To identify genes showing significant temporal expression changes and to examine expression differences between ages, each gene was analyzed in each tissue for male and female separately at each age. One-way analysis of variance (ANOVA) tests with age as the factor were applied. Comparisons for which data of more than 2 ages were missing were excluded. For genes showing a statistically significant main effect of age (P values corrected for number of genes tested adjusted P value < 0.05), pair-wise comparisons between time points were further investigated using Tukey’s honest significant difference (HSD) post hoc test. P values of comparisons between neighbouring ages were further corrected for the number of genes tested and were used to identify significant temporal changes (adjusted P value < 0.1). All P values reported in this work are corrected for multiple testing unless specified (with p.adjust(method=‘BH’) in R).

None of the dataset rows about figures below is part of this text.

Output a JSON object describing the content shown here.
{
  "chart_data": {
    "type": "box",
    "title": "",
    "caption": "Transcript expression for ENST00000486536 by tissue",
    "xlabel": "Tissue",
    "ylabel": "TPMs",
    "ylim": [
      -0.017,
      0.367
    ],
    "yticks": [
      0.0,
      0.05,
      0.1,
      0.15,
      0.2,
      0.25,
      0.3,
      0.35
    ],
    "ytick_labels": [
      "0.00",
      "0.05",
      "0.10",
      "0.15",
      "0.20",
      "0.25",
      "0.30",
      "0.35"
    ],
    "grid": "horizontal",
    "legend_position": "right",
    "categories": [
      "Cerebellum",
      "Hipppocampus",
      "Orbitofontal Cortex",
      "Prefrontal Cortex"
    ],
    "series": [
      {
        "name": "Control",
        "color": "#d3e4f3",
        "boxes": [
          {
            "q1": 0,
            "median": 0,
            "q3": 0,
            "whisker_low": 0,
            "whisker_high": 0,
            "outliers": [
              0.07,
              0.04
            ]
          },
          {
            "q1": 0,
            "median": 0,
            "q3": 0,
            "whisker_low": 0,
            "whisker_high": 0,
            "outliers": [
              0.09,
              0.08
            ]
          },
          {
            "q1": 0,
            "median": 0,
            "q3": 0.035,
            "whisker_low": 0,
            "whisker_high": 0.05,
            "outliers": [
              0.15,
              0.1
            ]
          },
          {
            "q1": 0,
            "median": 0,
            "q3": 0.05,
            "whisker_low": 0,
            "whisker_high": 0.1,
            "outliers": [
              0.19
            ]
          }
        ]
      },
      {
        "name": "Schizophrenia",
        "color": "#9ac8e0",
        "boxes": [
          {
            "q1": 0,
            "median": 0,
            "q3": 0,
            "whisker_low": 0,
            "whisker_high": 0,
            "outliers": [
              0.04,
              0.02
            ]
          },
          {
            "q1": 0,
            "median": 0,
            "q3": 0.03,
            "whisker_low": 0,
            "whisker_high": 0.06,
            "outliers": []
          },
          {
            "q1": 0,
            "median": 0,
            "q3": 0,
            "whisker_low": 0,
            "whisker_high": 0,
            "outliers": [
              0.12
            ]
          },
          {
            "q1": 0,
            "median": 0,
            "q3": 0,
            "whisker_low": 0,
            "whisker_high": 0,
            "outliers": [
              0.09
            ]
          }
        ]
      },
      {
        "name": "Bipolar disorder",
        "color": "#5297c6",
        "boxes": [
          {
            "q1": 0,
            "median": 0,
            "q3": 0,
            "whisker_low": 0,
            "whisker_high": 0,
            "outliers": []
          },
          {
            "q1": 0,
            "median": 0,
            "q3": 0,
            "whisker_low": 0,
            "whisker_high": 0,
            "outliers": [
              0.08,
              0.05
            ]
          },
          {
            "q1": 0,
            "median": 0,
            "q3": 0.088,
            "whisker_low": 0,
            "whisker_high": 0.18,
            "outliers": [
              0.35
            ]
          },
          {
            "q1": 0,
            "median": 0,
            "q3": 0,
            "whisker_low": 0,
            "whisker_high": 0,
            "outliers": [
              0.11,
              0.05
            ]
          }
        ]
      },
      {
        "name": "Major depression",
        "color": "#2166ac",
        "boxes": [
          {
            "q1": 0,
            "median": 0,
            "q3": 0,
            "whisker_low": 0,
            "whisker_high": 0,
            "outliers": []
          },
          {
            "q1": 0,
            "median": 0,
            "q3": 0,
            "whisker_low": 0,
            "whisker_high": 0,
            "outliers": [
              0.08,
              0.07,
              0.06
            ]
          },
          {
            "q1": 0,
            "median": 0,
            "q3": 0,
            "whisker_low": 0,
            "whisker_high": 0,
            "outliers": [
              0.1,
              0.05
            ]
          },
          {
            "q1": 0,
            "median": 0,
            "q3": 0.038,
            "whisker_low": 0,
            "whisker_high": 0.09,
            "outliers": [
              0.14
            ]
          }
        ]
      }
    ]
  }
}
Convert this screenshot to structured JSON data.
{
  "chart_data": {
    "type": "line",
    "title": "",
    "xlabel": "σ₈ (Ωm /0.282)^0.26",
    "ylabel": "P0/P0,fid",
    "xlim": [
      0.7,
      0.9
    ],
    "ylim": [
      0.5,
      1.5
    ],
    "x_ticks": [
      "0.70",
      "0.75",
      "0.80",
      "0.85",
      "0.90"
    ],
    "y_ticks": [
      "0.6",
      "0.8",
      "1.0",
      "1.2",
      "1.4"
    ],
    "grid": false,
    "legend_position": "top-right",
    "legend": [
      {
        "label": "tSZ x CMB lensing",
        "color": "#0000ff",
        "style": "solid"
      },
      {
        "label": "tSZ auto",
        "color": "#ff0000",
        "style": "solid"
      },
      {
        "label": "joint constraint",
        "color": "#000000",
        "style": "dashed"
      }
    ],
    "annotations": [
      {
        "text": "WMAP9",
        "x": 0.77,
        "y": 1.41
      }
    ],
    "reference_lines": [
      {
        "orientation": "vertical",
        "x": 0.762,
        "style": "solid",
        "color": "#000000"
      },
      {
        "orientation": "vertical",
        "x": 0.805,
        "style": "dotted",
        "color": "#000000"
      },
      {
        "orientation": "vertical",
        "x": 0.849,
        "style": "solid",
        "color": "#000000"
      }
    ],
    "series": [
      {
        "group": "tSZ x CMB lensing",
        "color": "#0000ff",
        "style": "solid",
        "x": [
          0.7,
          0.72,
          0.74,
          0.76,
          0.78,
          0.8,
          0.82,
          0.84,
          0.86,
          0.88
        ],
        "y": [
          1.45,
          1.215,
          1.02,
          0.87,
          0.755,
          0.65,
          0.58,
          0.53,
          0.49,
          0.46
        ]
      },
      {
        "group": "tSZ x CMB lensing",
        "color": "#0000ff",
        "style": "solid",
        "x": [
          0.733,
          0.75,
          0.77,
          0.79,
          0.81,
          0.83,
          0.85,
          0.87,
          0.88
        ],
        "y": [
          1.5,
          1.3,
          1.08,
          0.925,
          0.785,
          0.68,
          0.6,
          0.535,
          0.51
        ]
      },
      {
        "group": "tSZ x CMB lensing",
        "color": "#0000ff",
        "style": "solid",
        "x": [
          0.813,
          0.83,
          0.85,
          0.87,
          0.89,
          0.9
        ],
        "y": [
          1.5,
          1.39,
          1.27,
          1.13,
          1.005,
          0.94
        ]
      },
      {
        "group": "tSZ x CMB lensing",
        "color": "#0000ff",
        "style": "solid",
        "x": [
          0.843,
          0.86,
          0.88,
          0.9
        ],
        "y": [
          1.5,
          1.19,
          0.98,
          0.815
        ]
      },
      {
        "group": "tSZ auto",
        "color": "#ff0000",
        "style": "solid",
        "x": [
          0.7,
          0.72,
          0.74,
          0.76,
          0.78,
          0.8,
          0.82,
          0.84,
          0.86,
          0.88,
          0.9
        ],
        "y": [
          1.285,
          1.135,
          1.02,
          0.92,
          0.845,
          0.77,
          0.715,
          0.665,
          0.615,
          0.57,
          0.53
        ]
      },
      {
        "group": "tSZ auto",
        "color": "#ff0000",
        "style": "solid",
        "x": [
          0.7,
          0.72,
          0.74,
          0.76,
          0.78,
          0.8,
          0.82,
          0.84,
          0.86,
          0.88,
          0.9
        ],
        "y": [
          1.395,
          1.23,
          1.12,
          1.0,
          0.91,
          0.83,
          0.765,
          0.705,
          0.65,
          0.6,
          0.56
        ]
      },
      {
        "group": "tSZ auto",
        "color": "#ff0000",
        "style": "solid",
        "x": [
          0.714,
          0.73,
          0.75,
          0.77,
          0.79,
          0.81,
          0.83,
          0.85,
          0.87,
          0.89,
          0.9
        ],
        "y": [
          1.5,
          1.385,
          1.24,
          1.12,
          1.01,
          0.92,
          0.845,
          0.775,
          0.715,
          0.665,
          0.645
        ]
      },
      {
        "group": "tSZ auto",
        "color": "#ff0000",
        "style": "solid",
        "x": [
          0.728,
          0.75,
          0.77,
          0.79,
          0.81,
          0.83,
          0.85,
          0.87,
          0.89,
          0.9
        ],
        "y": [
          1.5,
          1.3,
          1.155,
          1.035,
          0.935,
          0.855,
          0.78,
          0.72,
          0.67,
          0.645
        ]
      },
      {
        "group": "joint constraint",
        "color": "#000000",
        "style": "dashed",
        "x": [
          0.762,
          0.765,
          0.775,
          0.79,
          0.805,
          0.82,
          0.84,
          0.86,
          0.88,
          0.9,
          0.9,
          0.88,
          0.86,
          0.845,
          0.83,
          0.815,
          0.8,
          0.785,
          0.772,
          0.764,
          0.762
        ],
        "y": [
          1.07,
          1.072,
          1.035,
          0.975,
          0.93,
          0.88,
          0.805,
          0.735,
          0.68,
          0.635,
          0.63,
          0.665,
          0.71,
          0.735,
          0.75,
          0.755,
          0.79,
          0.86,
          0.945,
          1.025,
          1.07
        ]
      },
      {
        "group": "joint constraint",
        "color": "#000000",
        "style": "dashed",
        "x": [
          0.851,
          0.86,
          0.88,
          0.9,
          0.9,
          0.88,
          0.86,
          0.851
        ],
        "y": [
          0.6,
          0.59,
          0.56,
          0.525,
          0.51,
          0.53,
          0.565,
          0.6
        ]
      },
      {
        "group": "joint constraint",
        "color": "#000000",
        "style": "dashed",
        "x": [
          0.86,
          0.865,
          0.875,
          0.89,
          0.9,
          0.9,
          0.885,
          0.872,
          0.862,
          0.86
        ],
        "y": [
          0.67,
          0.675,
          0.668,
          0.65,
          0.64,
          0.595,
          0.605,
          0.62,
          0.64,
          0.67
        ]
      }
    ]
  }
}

Differential gene expression analysis between male and female samples

A student’s t-test was used to assess the sex differences for each gene in each tissue at each age. We chose to use t tests based on the assumption that the expression of one gene is normally distributed on the log scale within the population. Only comparisons with ≥ 3 replicates for both groups were performed. P values were corrected for the number of genes tested within each tissue separately. A significance cut-off of adjusted P value < 0.05 was used.

Supplementary Material

Supplementary Material is available at HMG online.

Supplementary Material

Supplementary Tables
Supplementary Figures

Acknowledgements

We would like to thank Jodi Garner, Tara Paton (The Centre for Applied Genomics), and Neil Winegarden (Princess Margaret Genomics Centre) for access and assistance with running the Fluidigm BioMark HD system. We thank Lara Urban (University of Cambridge) for helpful comments and analytical advice.

Conflict of Interest statement. None declared.

Funding

MP, MW, AG were supported by Canadian Institutes of Health Research through CIHR grant 312557. MDW was supported by a Tier II Canada Research Chair. MDW and AG are supported by Early Researcher Awards (ERA) from the Ontario Ministry of Research, Innovation and Science. LU was supported by the Estonian Research Council (PUTJD145).